Quick Start

DeepOBS is a Python package to benchmark deep learning optimizers. It currently supports TensorFlow.

We tested the package with Python 2.7 and TensorFlow version 1.10. Other versions of Python and TensorFlow (>= 1.4.0) might work, and we plan to expand compatibility in the future.

Installation

You can install the latest stable release of DeepOBS using pip:

pip install git+https://github.com/fsschneider/DeepOBS.git

Note

The package requires the following packages:

  • argparse
  • importlib
  • numpy
  • seaborn
  • matplotlib2tikz
  • pandas

TensorFlow is not a required package to allow for both the CPU and GPU version. Make sure that one of those is installed.

Hint

We do not specify the exact version of the required package. However, if any problems occur while using DeepOBS, it might be a good idea to upgrade those packages to the newest release (especially matplotlib and numpy).

Set-Up Data Sets

After installing DeepOBS, you have to download the data sets for the test problems. This can be done by simply running

deepobs_prepare_data.sh

This will automatically download, sort and prepare all the datasets (except ImageNet) in a folder called data_deepobs in the current directory. It can take a while, as it will download roughly 1 GB.

Note

The ImageNet data set is currently excluded from this automatic downloading and preprocessing. ImageNet requires a registration to do this and has a total size of hundreds of GBs. You can download it and add it to the imagenet folder by yourself if you wish to use the ImageNet data set.

Hint

If you already have some of the data sets on your computer, you can only download the rest. If you have all data sets, you can skip this step, and always tell DeepOBS where the data sets are located. However, the DeepOBS package requires the data sets to be organized in a specific way.

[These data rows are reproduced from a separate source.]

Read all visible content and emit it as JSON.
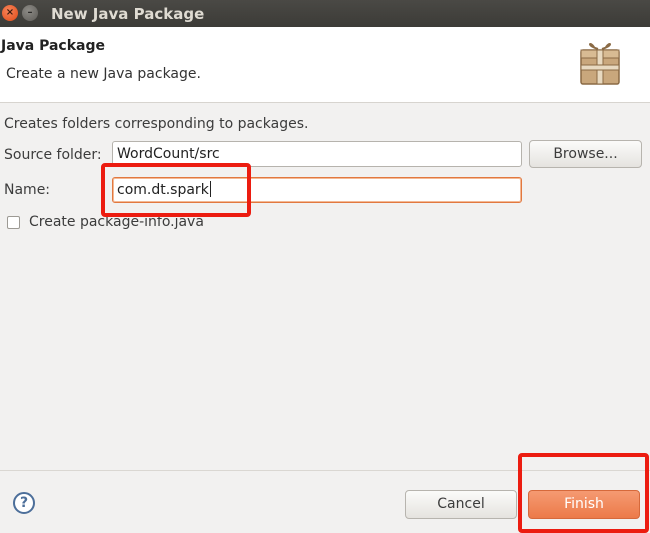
{
  "window": {
    "title": "New Java Package",
    "close_glyph": "×",
    "minimize_glyph": "–"
  },
  "header": {
    "title": "Java Package",
    "description": "Create a new Java package.",
    "icon": "package-icon"
  },
  "content": {
    "description": "Creates folders corresponding to packages.",
    "source_folder": {
      "label": "Source folder:",
      "value": "WordCount/src",
      "browse_label": "Browse..."
    },
    "name": {
      "label": "Name:",
      "value": "com.dt.spark"
    },
    "package_info": {
      "label": "Create package-info.java",
      "checked": false
    }
  },
  "footer": {
    "help_glyph": "?",
    "cancel_label": "Cancel",
    "finish_label": "Finish"
  },
  "colors": {
    "accent": "#ec7a49",
    "annotation": "#ec1c10",
    "titlebar": "#3c3b37"
  }
}
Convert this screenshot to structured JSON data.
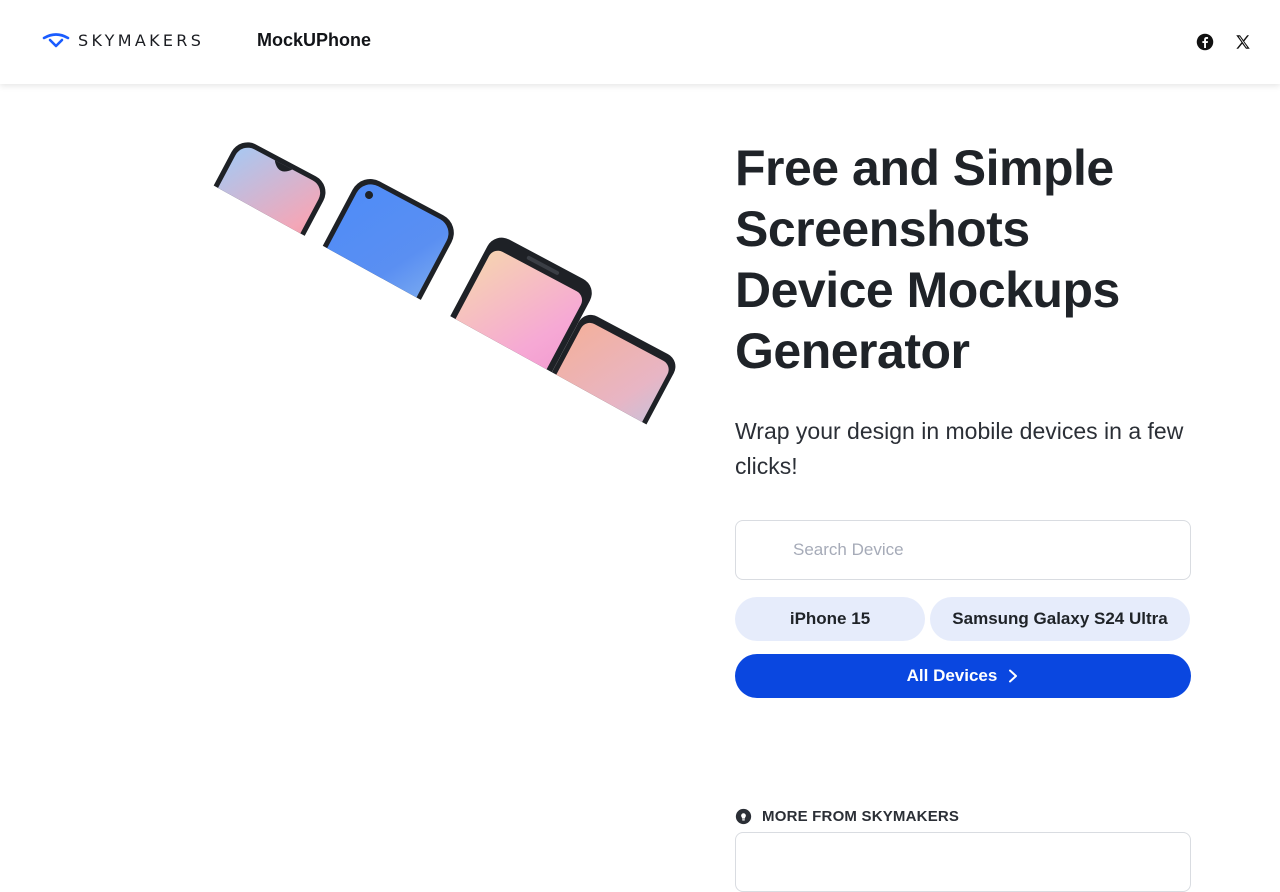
{
  "header": {
    "brand_name": "SKYMAKERS",
    "app_name": "MockUPhone",
    "brand_color": "#1a5cff",
    "social": [
      {
        "name": "facebook-icon"
      },
      {
        "name": "x-icon"
      }
    ]
  },
  "hero": {
    "title": "Free and Simple Screenshots Device Mockups Generator",
    "subtitle": "Wrap your design in mobile devices in a few clicks!"
  },
  "search": {
    "placeholder": "Search Device",
    "value": ""
  },
  "quick_devices": [
    {
      "label": "iPhone 15"
    },
    {
      "label": "Samsung Galaxy S24 Ultra"
    }
  ],
  "all_devices_label": "All Devices",
  "more": {
    "label": "MORE FROM SKYMAKERS"
  },
  "colors": {
    "accent": "#0a47e0",
    "chip_bg": "#e6ecfb"
  }
}
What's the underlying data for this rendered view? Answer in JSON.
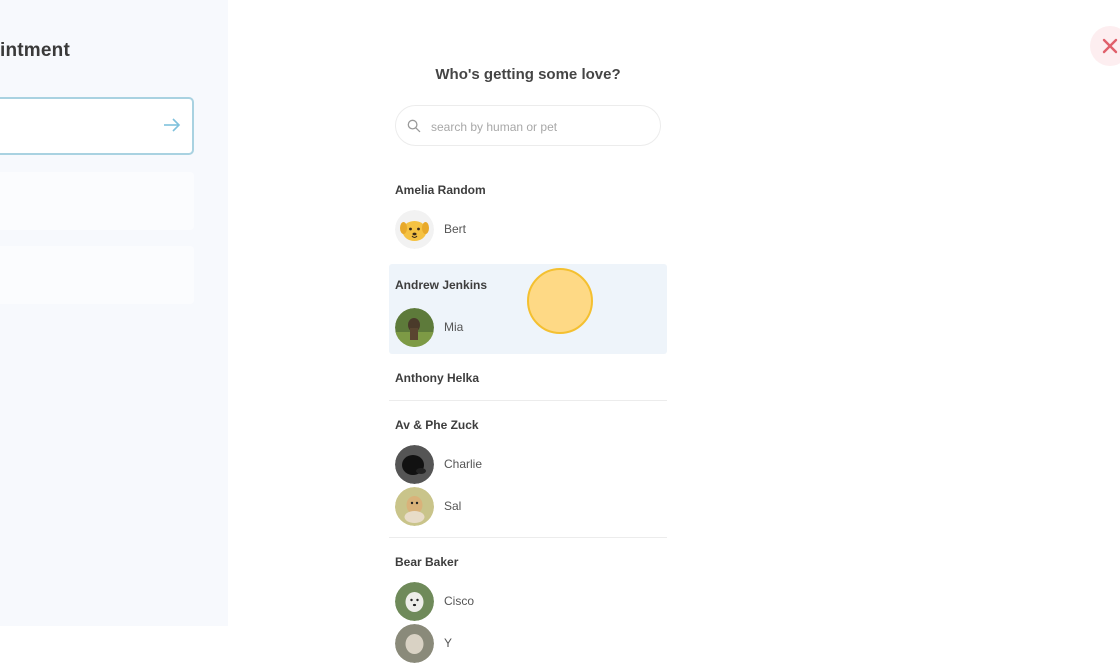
{
  "left_panel": {
    "title": "intment"
  },
  "modal": {
    "heading": "Who's getting some love?",
    "search": {
      "placeholder": "search by human or pet",
      "value": ""
    },
    "owners": [
      {
        "name": "Amelia Random",
        "pets": [
          {
            "name": "Bert",
            "avatar": "dog-cartoon-avatar"
          }
        ]
      },
      {
        "name": "Andrew Jenkins",
        "pets": [
          {
            "name": "Mia",
            "avatar": "dog-photo-avatar"
          }
        ]
      },
      {
        "name": "Anthony Helka",
        "pets": []
      },
      {
        "name": "Av & Phe Zuck",
        "pets": [
          {
            "name": "Charlie",
            "avatar": "dog-photo-avatar"
          },
          {
            "name": "Sal",
            "avatar": "dog-photo-avatar"
          }
        ]
      },
      {
        "name": "Bear Baker",
        "pets": [
          {
            "name": "Cisco",
            "avatar": "dog-photo-avatar"
          },
          {
            "name": "Y",
            "avatar": "dog-photo-avatar"
          }
        ]
      }
    ]
  },
  "colors": {
    "accent_border": "#a9d2e1",
    "highlight_row": "#eef4fa",
    "close_icon": "#e0606b",
    "cursor_fill": "#ffd678"
  },
  "icons": [
    "arrow-right-icon",
    "close-icon",
    "search-icon"
  ]
}
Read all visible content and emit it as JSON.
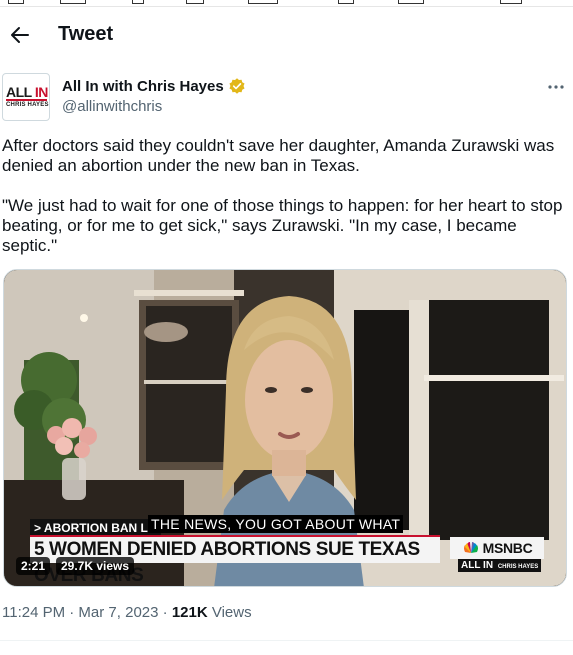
{
  "header": {
    "title": "Tweet",
    "back_icon": "arrow-left-icon"
  },
  "author": {
    "name": "All In with Chris Hayes",
    "handle": "@allinwithchris",
    "verified_icon": "verified-badge-icon",
    "verified_color": "#e2b719",
    "avatar": {
      "logo_top": "ALL IN",
      "logo_bottom": "CHRIS HAYES"
    },
    "more_icon": "more-dots-icon"
  },
  "tweet": {
    "paragraphs": [
      "After doctors said they couldn't save her daughter, Amanda Zurawski was denied an abortion under the new ban in Texas.",
      "\"We just had to wait for one of those things to happen: for her heart to stop beating, or for me to get sick,\" says Zurawski. \"In my case, I became septic.\""
    ]
  },
  "video": {
    "tag": "> ABORTION BAN LA",
    "caption": "THE NEWS, YOU GOT ABOUT WHAT",
    "headline": "5 WOMEN DENIED ABORTIONS SUE TEXAS OVER BANS",
    "network": "MSNBC",
    "show": "ALL IN",
    "show_host": "CHRIS HAYES",
    "duration": "2:21",
    "views": "29.7K views"
  },
  "meta": {
    "timestamp": "11:24 PM · Mar 7, 2023 · ",
    "views_count": "121K",
    "views_label": " Views"
  },
  "colors": {
    "text": "#0f1419",
    "secondary": "#536471",
    "accent_red": "#c8102e"
  }
}
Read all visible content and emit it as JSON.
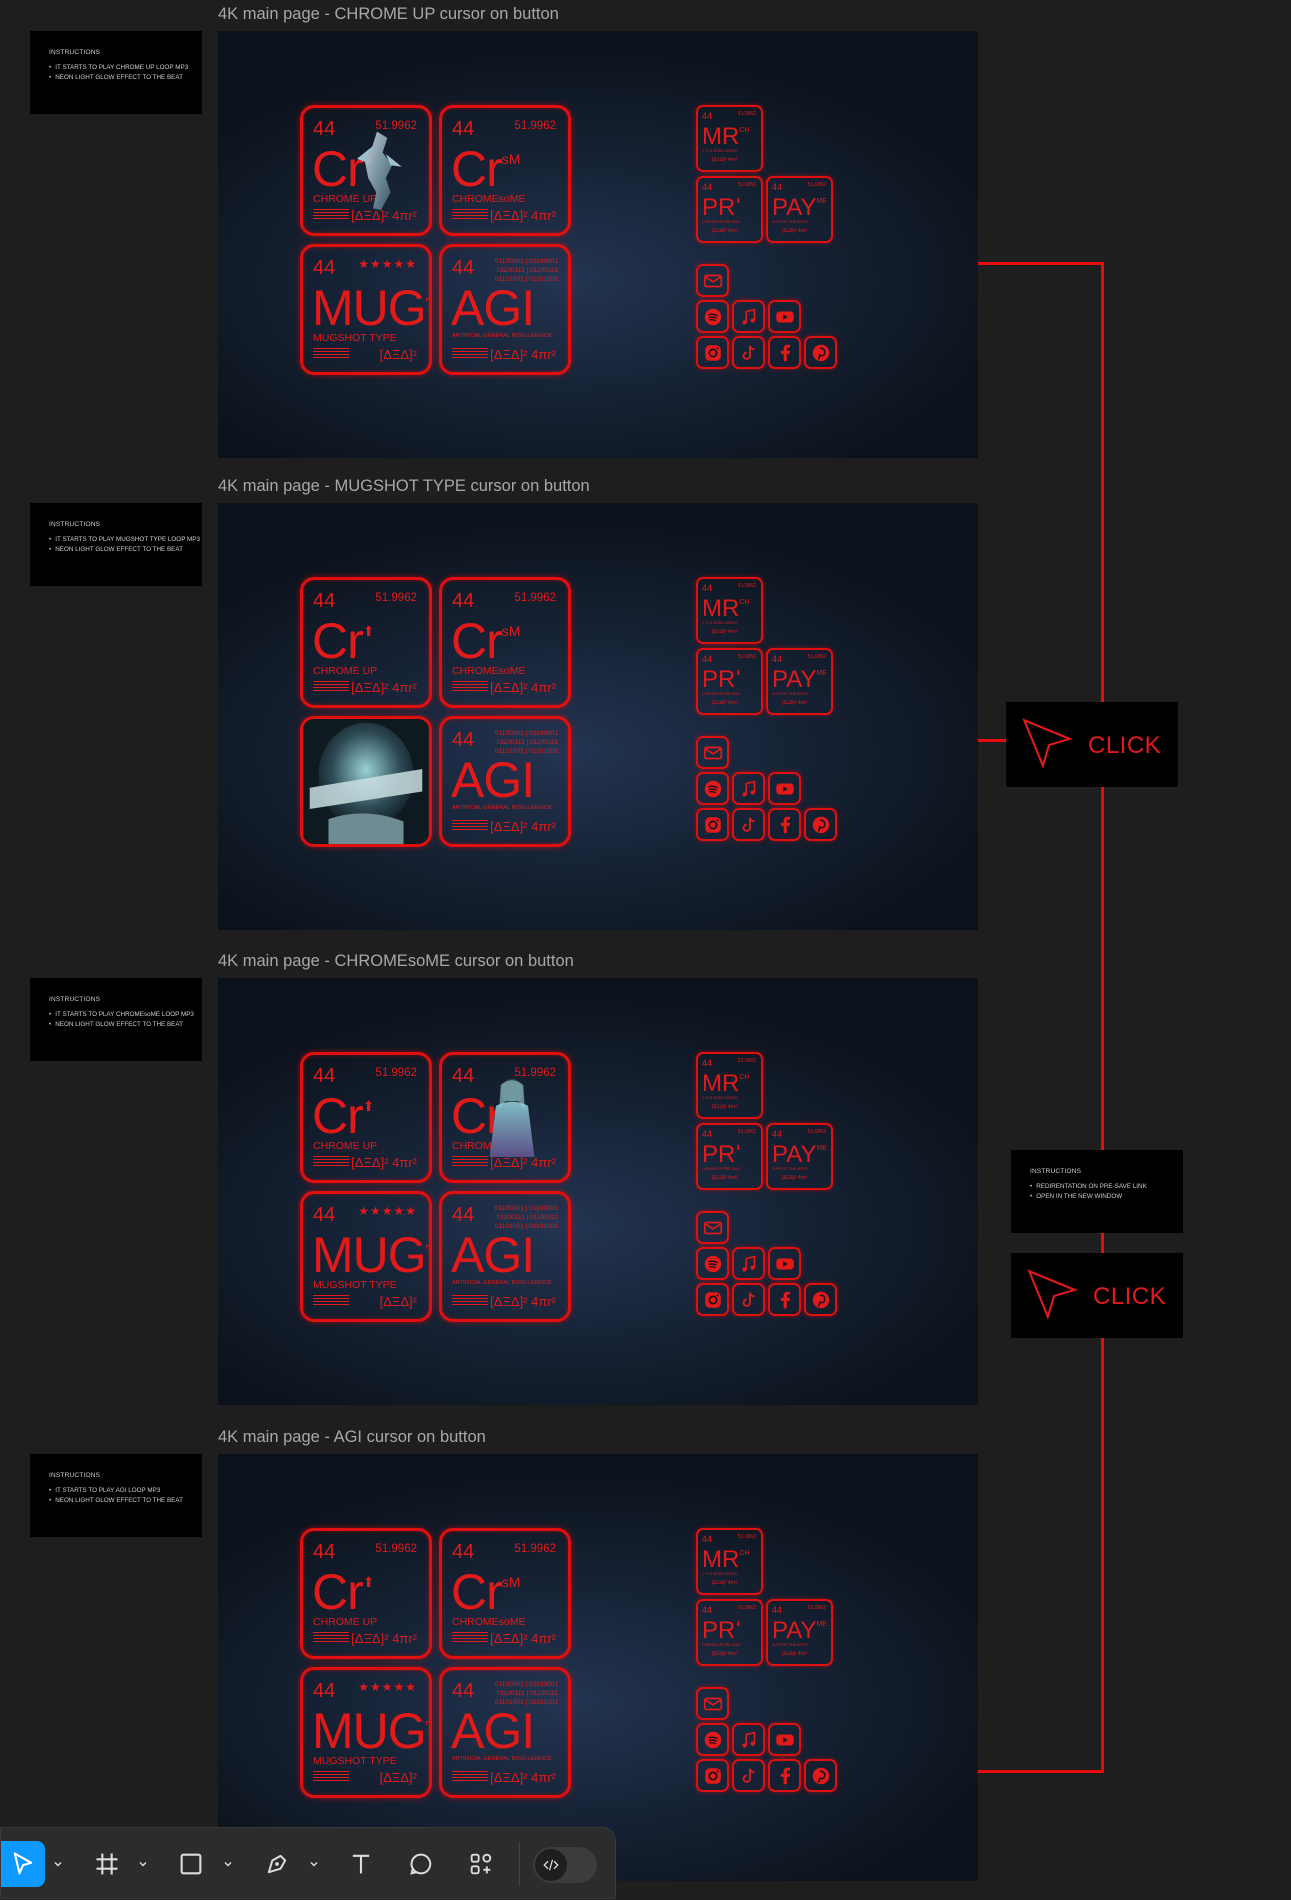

You are now ready to run different optimizers on different test problems, you can try for example

deepobs_run_sgd.py mnist.mnist_mlp --num_epochs=2 --lr=1e-1 --bs=128 --nologs

to run SGD on a simple multi-layer perceptron (with a learning rate of 1e-1 and a batch size of 128 for 4 epochs without keeping logs).

Contributing to DeepOBS

We invite the authors of other algorithms to add their own method to the benchmark. Just edit a run script to include the new optimization method and create a pull-request.

Provided that this new optimizer produces competitive results, we will add the results to the set of provided baselines.